One can treat the opinion of mankind with disdain, in the spirit of Stalin’s question “How many divisions does the pope have?” But that is stupid. International opinion can express itself in a thousand different ways. It influences the policy of governments and civil society. The attempts at boycott are only an early symptom.
But beyond all the bad things the occupation has brought upon Israel, inside and outside, there is something that concerns each of us. Every human being wants to be proud of his country. The occupation deprives us of this.
On the 40th anniversary of the occupation of East Jerusalem, a foreign TV station wanted to interview me in the Muslim quarter of the Old City. We walked in the Via Dolorosa, the Way of the Cross. The street was almost empty. The owners of the shops offering antiques, precious carpets, and souvenirs stood in their doorways, radiating despair, and tried to lure us in.
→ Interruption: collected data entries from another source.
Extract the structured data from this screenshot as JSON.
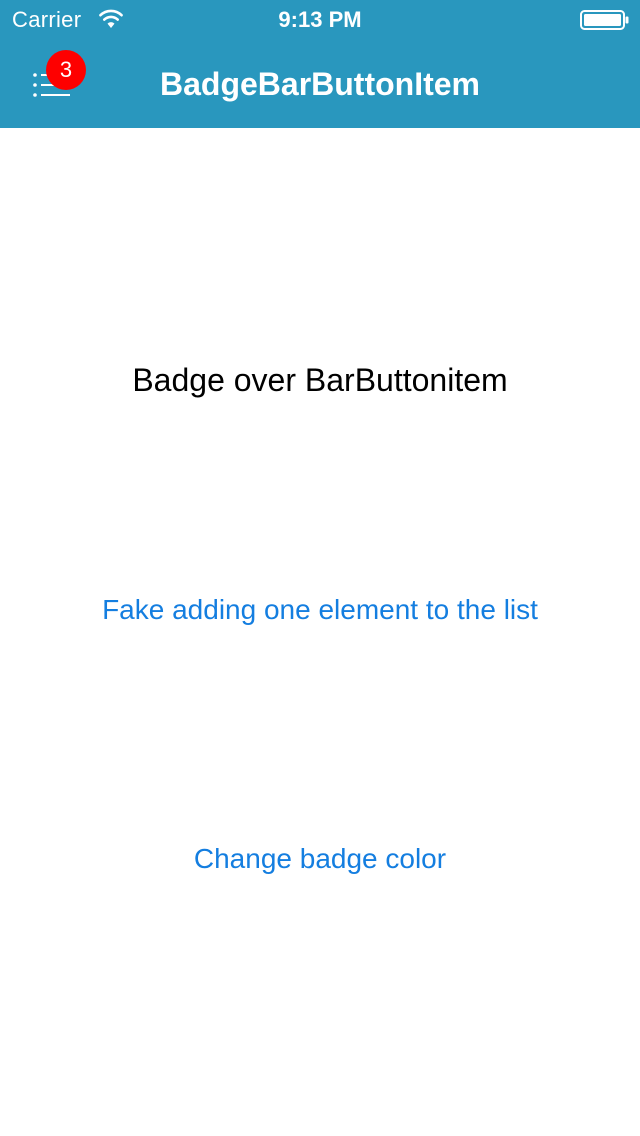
{
  "status_bar": {
    "carrier": "Carrier",
    "time": "9:13 PM",
    "wifi_icon": "wifi-icon",
    "battery_icon": "battery-icon"
  },
  "nav_bar": {
    "title": "BadgeBarButtonItem",
    "menu_icon": "list-icon",
    "badge_count": "3",
    "badge_color": "#fe0000",
    "background_color": "#2997be"
  },
  "content": {
    "label": "Badge over BarButtonitem",
    "add_button": "Fake adding one element to the list",
    "color_button": "Change badge color",
    "link_color": "#147ee0"
  }
}
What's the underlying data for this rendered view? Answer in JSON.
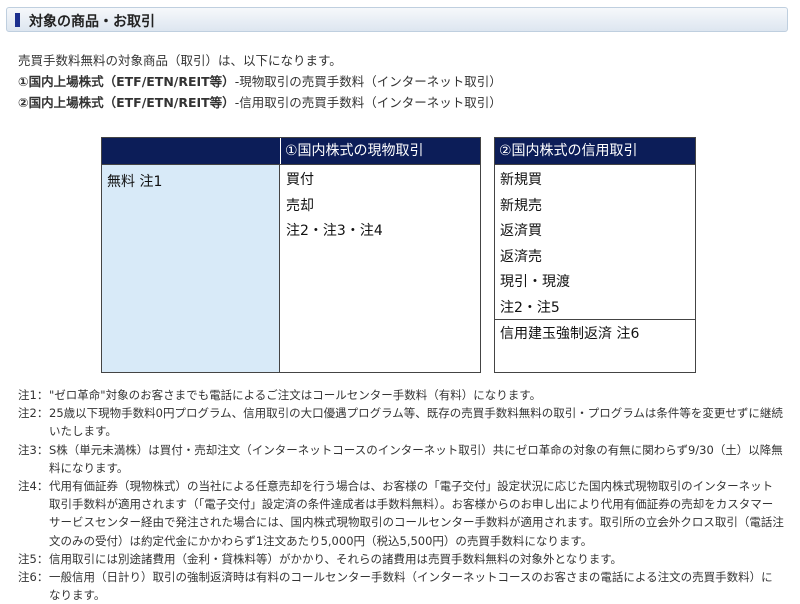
{
  "header": {
    "title": "対象の商品・お取引"
  },
  "intro": {
    "line1": "売買手数料無料の対象商品（取引）は、以下になります。",
    "line2_bold": "①国内上場株式（ETF/ETN/REIT等）",
    "line2_rest": "-現物取引の売買手数料（インターネット取引）",
    "line3_bold": "②国内上場株式（ETF/ETN/REIT等）",
    "line3_rest": "-信用取引の売買手数料（インターネット取引）"
  },
  "table_genbutsu": {
    "header": "①国内株式の現物取引",
    "left_label": "無料 注1",
    "items": [
      "買付",
      "売却",
      "注2・注3・注4"
    ]
  },
  "table_shinyo": {
    "header": "②国内株式の信用取引",
    "items": [
      "新規買",
      "新規売",
      "返済買",
      "返済売",
      "現引・現渡",
      "注2・注5"
    ],
    "bottom": "信用建玉強制返済 注6"
  },
  "notes": [
    {
      "label": "注1：",
      "text": "\"ゼロ革命\"対象のお客さまでも電話によるご注文はコールセンター手数料（有料）になります。"
    },
    {
      "label": "注2：",
      "text": "25歳以下現物手数料0円プログラム、信用取引の大口優遇プログラム等、既存の売買手数料無料の取引・プログラムは条件等を変更せずに継続いたします。"
    },
    {
      "label": "注3：",
      "text": "S株（単元未満株）は買付・売却注文（インターネットコースのインターネット取引）共にゼロ革命の対象の有無に関わらず9/30（土）以降無料になります。"
    },
    {
      "label": "注4：",
      "text": "代用有価証券（現物株式）の当社による任意売却を行う場合は、お客様の「電子交付」設定状況に応じた国内株式現物取引のインターネット取引手数料が適用されます（「電子交付」設定済の条件達成者は手数料無料）。お客様からのお申し出により代用有価証券の売却をカスタマーサービスセンター経由で発注された場合には、国内株式現物取引のコールセンター手数料が適用されます。取引所の立会外クロス取引（電話注文のみの受付）は約定代金にかかわらず1注文あたり5,000円（税込5,500円）の売買手数料になります。"
    },
    {
      "label": "注5：",
      "text": "信用取引には別途諸費用（金利・貸株料等）がかかり、それらの諸費用は売買手数料無料の対象外となります。"
    },
    {
      "label": "注6：",
      "text": "一般信用（日計り）取引の強制返済時は有料のコールセンター手数料（インターネットコースのお客さまの電話による注文の売買手数料）になります。"
    }
  ]
}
From time to time, small groups of tourists went past. Each group was accompanied by four security guards in white overalls, two in front and two behind. Every one of them was holding in his hand a loaded pistol, ready to open fire within a split second. That’s how they walked in the street.
That is the reality of “Jerusalem Reunited and Indivisible, the Capital of Israel for All Eternity," as the official slogan goes, 40 years after its “liberation."